Aufgrund dieser Erwägungen ist auf die Beschwerdeausführungen zur Frage der EWR-Rechtskonformität der ZPO-Regelung der aktorischen Kaution nicht weiter einzugehen.
4.
Anzumerken ist, dass der EFTA-Gerichtshof in der erwähnten Entscheidung E-5/10 ausgeführt hat, dass die Anwendung der neuen ZPO-Kautionsregelung im konkreten Fall unzulässig wäre, wenn die Schwierigkeiten, mit denen obsiegende Beklagte mit Wohnsitz in Liechtenstein bei der Einbringlichmachung ihrer Kostenforderung konfrontiert sind, schwerer wiegen würden als das Interesse der Angehörigen anderer EWR-Staaten daran, Klageverfahren in Liechtenstein einleiten zu können (Rz. 49). Dabei würde insbesondere die "Auferlegung einer Sicherheit, deren Höhe zu den zu erwartenden Kosten des Beklagten ausser Verhältnis steht oder unangemessen hoch ist oder die binnen einer sehr kurzen Frist erlegt werden müsste, ... eine unverhältnismässige Benachteiligung bedeuten" (Rz. 50).
Es ist nicht vorgebracht worden und es ist auch nicht ersichtlich, dass im Beschwerdefall etwa die Kaution übermässig hoch festgesetzt oder deren Auferlegung aus anderen spezifisch fallbezogenen Gründen unverhältnismässig wäre. Somit erweist sich die angefochtene Entscheidung des Obergerichtes auch in dieser Hinsicht als EWR-rechtskonform und als willkürfrei.
5.
Der Staatsgerichtshof sieht auch keinen Anlass, die Frage der EWR-Rechts-konformität von § 57 ZPO seinerseits (erneut) dem EFTA-Gerichtshof vorzulegen, zumal der Beschwerdefall ähnlich gelagert ist wie derjenige, der der EFTA-Gerichtshofentscheidung E-5/10 zugrunde lag.
6.
Aufgrund all dieser Erwägungen war der Beschwerdeführer mit keiner seiner Grundrechtsrügen erfolgreich, sodass seiner Individualbeschwerde spruchgemäss keine Folge zu geben war.
7.
Im Kostenspruch waren der Beschwerdegegnerin die verzeichneten Kosten antragsgemäss zuzusprechen.

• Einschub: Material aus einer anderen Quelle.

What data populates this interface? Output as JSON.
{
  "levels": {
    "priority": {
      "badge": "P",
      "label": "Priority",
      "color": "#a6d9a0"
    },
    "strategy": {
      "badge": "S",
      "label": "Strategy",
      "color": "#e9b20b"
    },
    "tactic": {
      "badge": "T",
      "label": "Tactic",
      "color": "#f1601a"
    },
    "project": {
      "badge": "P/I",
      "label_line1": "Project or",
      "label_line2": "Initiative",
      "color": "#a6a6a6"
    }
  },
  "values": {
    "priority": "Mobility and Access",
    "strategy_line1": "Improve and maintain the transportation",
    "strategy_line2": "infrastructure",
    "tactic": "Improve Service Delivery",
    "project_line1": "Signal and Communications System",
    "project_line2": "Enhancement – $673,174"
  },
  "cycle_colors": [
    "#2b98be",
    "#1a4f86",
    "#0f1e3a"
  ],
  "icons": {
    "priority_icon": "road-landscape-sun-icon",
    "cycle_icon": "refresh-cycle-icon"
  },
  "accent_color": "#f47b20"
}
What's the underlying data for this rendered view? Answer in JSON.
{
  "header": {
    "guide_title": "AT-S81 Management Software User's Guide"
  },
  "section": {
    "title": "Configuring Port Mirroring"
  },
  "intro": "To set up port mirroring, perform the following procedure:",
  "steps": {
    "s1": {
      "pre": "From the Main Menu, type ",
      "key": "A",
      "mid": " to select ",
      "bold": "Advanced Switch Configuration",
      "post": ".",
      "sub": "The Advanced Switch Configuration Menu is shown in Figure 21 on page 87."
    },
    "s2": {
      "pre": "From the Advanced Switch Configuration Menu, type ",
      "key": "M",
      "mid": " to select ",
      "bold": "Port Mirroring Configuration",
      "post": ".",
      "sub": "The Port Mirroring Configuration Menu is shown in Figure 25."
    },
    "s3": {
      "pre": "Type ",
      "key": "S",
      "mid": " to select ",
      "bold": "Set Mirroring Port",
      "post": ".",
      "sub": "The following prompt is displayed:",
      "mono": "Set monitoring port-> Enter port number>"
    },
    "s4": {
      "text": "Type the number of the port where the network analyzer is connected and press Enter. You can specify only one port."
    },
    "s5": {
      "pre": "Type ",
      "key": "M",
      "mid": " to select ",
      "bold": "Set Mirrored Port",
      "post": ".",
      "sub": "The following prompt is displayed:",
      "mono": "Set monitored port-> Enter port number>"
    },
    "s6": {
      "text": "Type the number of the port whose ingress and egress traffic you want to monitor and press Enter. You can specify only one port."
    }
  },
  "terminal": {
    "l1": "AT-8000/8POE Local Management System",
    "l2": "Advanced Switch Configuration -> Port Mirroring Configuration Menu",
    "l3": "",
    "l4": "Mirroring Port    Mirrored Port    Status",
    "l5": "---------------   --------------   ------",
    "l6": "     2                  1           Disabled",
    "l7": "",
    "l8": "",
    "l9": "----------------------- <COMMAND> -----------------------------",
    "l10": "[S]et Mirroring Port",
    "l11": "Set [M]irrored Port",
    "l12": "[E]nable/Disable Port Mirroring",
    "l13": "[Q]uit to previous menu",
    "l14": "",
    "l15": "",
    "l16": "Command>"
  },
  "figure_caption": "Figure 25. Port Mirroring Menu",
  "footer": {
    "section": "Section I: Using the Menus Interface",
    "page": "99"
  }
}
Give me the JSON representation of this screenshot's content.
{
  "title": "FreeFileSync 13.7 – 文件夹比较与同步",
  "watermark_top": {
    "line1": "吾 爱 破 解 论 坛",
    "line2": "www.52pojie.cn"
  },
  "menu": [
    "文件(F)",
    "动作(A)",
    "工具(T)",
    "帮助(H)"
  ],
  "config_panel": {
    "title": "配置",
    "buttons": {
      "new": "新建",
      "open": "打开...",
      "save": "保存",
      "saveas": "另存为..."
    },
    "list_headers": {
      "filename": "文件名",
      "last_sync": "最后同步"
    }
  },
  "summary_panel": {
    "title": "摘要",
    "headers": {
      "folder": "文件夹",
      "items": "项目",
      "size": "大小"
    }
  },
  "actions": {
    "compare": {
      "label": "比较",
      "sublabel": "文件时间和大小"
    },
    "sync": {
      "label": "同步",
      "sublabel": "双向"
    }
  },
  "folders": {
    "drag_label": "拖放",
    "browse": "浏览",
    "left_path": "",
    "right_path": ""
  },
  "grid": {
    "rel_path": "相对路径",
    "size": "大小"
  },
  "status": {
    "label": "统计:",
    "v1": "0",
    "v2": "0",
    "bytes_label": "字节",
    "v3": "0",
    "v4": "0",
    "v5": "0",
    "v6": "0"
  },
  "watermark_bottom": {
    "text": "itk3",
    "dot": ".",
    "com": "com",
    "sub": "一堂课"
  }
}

Die dem Beschwerdeführer auferlegten Gerichtskosten im Gesamtbetrag von CHF 2'380.00 setzen sich aus der gegenständlichen Urteilsgebühr in Höhe von CHF 1'700.00 (Art. 56 Abs. 1 StGHG i. V. m. Art. 19 Abs. 1 und Abs. 5 GGG) sowie aus der Beschlussgebühr für den Präsidialbeschluss vom 23. Dezember 2011 betreffend die Zuerkennung der aufschiebenden Wirkung im Betrage von CHF 680.00 (Art. 56 Abs. 1 StGHG i. V. m. Art. 24 Abs. 1 und Abs. 3 GGG) zusammen. Im erwähnten Präsidialbeschluss wurde die Auferlegung der Verfahrenskosten gemäss ständiger Praxis des Staatsgerichtshofes vom Ausgang des Hauptverfahrens abhängig gemacht. Nachdem der Individualbeschwerde keine Folge gegeben wird, sind dem Beschwerdeführer nunmehr auch diese Kosten aufzuerlegen.